Prasat Preah Vihear, an important place of pilgrimage during the Angkorian period, was built by a succession of seven Khmer monarchs, beginning with Yasovarman I (r 889–910) and ending with Suryavarman II (r 1112–1152), builder of Angkor Wat. Like other temple-mountains from this period, it was designed to represent Mt Meru and was dedicated to the Hindu deity Shiva, though, unlike Angkor Wat, it’s laid out along a north-to-south processional axis.
The best place to start a visit is at the bottom of the grey-sandstone Monumental Stairway. As you walk southward up the slope, you come to five cruciform gopura (pavilions), decorated with exquisite carvings and separated by esplanades up to 275m long. Delicate Gopura V, the first you come to, appears on the 1995-series 50,000r banknote and the 2008-series 2000r banknote. On the pediment above the southern door to Gopura IV; look for an early rendition of the Churning of the Ocean of Milk, a theme later depicted awesomely at Angkor Wat. The galleries around Gopura I, with their inward-looking windows, are in a remarkably good state of repair, but the Central Sanctuary is just a pile of rubble. Nearby, the cliff affords stupendous views of Cambodia’s northern plains and is a fantastic spot for a picnic.

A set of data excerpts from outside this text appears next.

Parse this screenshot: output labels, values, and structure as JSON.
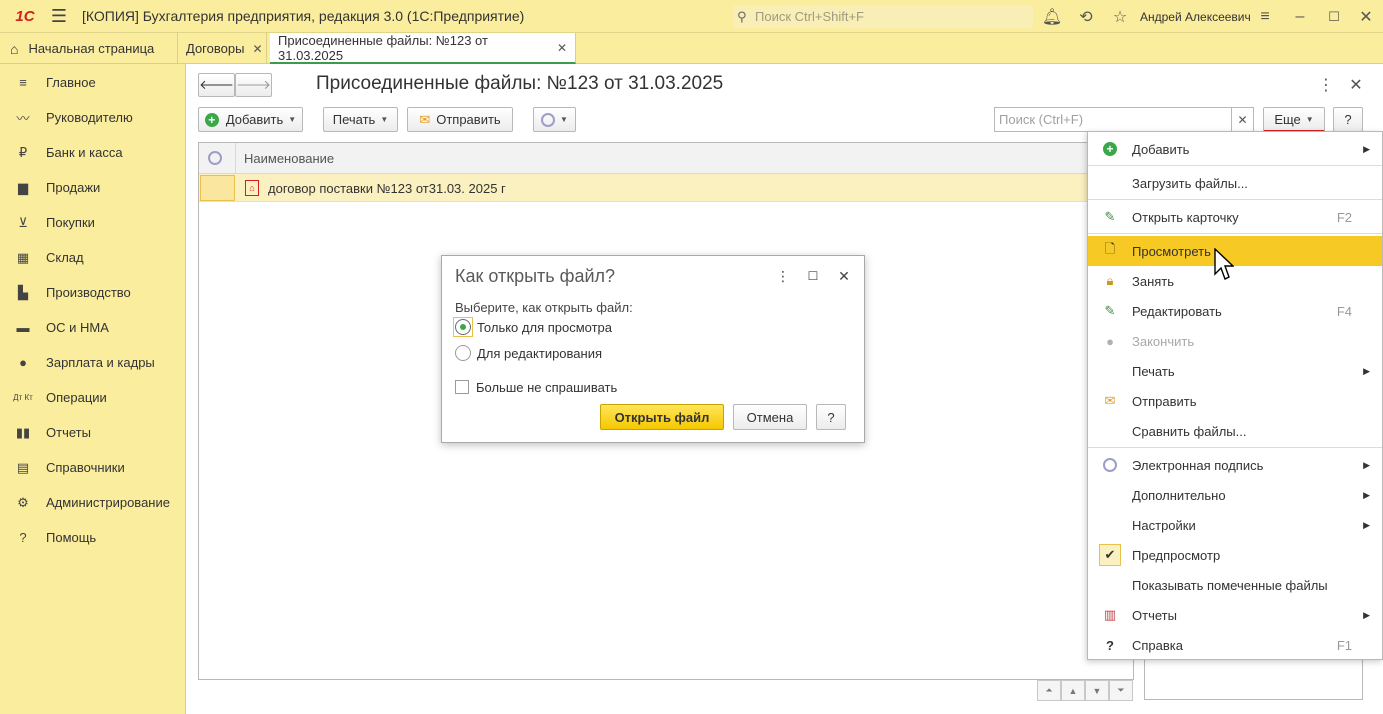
{
  "titlebar": {
    "logo": "1С",
    "title": "[КОПИЯ] Бухгалтерия предприятия, редакция 3.0  (1С:Предприятие)",
    "search_placeholder": "Поиск Ctrl+Shift+F",
    "user": "Андрей Алексеевич"
  },
  "tabs": [
    {
      "label": "Начальная страница"
    },
    {
      "label": "Договоры"
    },
    {
      "label": "Присоединенные файлы: №123 от 31.03.2025"
    }
  ],
  "sidebar": {
    "items": [
      {
        "label": "Главное",
        "icon": "≡"
      },
      {
        "label": "Руководителю",
        "icon": "⤳"
      },
      {
        "label": "Банк и касса",
        "icon": "₽"
      },
      {
        "label": "Продажи",
        "icon": "▦"
      },
      {
        "label": "Покупки",
        "icon": "🛒"
      },
      {
        "label": "Склад",
        "icon": "▦"
      },
      {
        "label": "Производство",
        "icon": "▞"
      },
      {
        "label": "ОС и НМА",
        "icon": "🚚"
      },
      {
        "label": "Зарплата и кадры",
        "icon": "👤"
      },
      {
        "label": "Операции",
        "icon": "ДтКт"
      },
      {
        "label": "Отчеты",
        "icon": "▮"
      },
      {
        "label": "Справочники",
        "icon": "▤"
      },
      {
        "label": "Администрирование",
        "icon": "⚙"
      },
      {
        "label": "Помощь",
        "icon": "?"
      }
    ]
  },
  "page": {
    "title": "Присоединенные файлы: №123 от 31.03.2025",
    "toolbar": {
      "add": "Добавить",
      "print": "Печать",
      "send": "Отправить",
      "more": "Еще",
      "help": "?",
      "search_placeholder": "Поиск (Ctrl+F)"
    },
    "table": {
      "column_name": "Наименование",
      "rows": [
        {
          "name": "договор поставки №123 от31.03. 2025 г"
        }
      ]
    }
  },
  "dialog": {
    "title": "Как открыть файл?",
    "prompt": "Выберите, как открыть файл:",
    "option_view": "Только для просмотра",
    "option_edit": "Для редактирования",
    "dont_ask": "Больше не спрашивать",
    "open_button": "Открыть файл",
    "cancel_button": "Отмена",
    "help_button": "?"
  },
  "menu": {
    "items": [
      {
        "label": "Добавить",
        "shortcut": "",
        "submenu": true
      },
      {
        "label": "Загрузить файлы...",
        "shortcut": "",
        "submenu": false
      },
      {
        "label": "Открыть карточку",
        "shortcut": "F2",
        "submenu": false
      },
      {
        "label": "Просмотреть",
        "shortcut": "",
        "submenu": false,
        "highlighted": true
      },
      {
        "label": "Занять",
        "shortcut": "",
        "submenu": false
      },
      {
        "label": "Редактировать",
        "shortcut": "F4",
        "submenu": false
      },
      {
        "label": "Закончить",
        "shortcut": "",
        "submenu": false,
        "disabled": true
      },
      {
        "label": "Печать",
        "shortcut": "",
        "submenu": true
      },
      {
        "label": "Отправить",
        "shortcut": "",
        "submenu": false
      },
      {
        "label": "Сравнить файлы...",
        "shortcut": "",
        "submenu": false
      },
      {
        "label": "Электронная подпись",
        "shortcut": "",
        "submenu": true
      },
      {
        "label": "Дополнительно",
        "shortcut": "",
        "submenu": true
      },
      {
        "label": "Настройки",
        "shortcut": "",
        "submenu": true
      },
      {
        "label": "Предпросмотр",
        "shortcut": "",
        "submenu": false,
        "checked": true
      },
      {
        "label": "Показывать помеченные файлы",
        "shortcut": "",
        "submenu": false
      },
      {
        "label": "Отчеты",
        "shortcut": "",
        "submenu": true
      },
      {
        "label": "Справка",
        "shortcut": "F1",
        "submenu": false
      }
    ]
  },
  "colors": {
    "panel_bg": "#fbed9e",
    "accent_yellow": "#f7c925",
    "green": "#3aa848",
    "red": "#d42020"
  }
}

More recently the long-closed, 1800m Eastern Stairway, used for centuries by pilgrims climbing up from Cambodia’s northern plains, was de-mined for reopening. To get there, turn north off the Sra Em-Kor Muy highway onto a paved road at a point 5km east of Kor Muy and 200m west of the big tree at the bend in the road.

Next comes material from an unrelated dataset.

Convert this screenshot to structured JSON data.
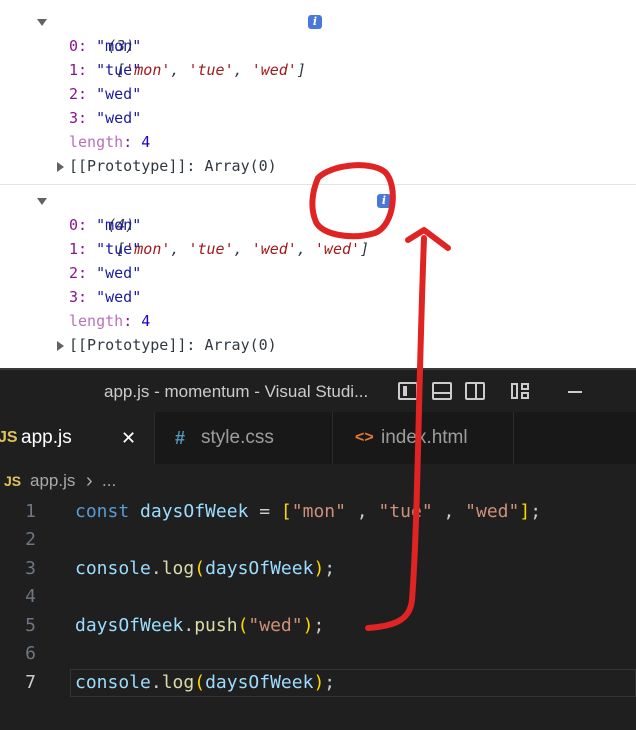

The best guidebook to Prasat Preah Vihear’s architecture and carvings is Preah Vihear, by Vittorio Roveda. These days it may be hard to find in Cambodia, as it was published in Thailand and the text is in English and Thai.
During our most recent visit in January 2012, there was still a large military presence in and around the temple. Ostensibly for security, it might make some visitors uncomfortable, and money or cigarettes are occasionally requested by soldiers. Always check the latest security situation when in Siem Reap or Phnom Penh before making the long overland journey here.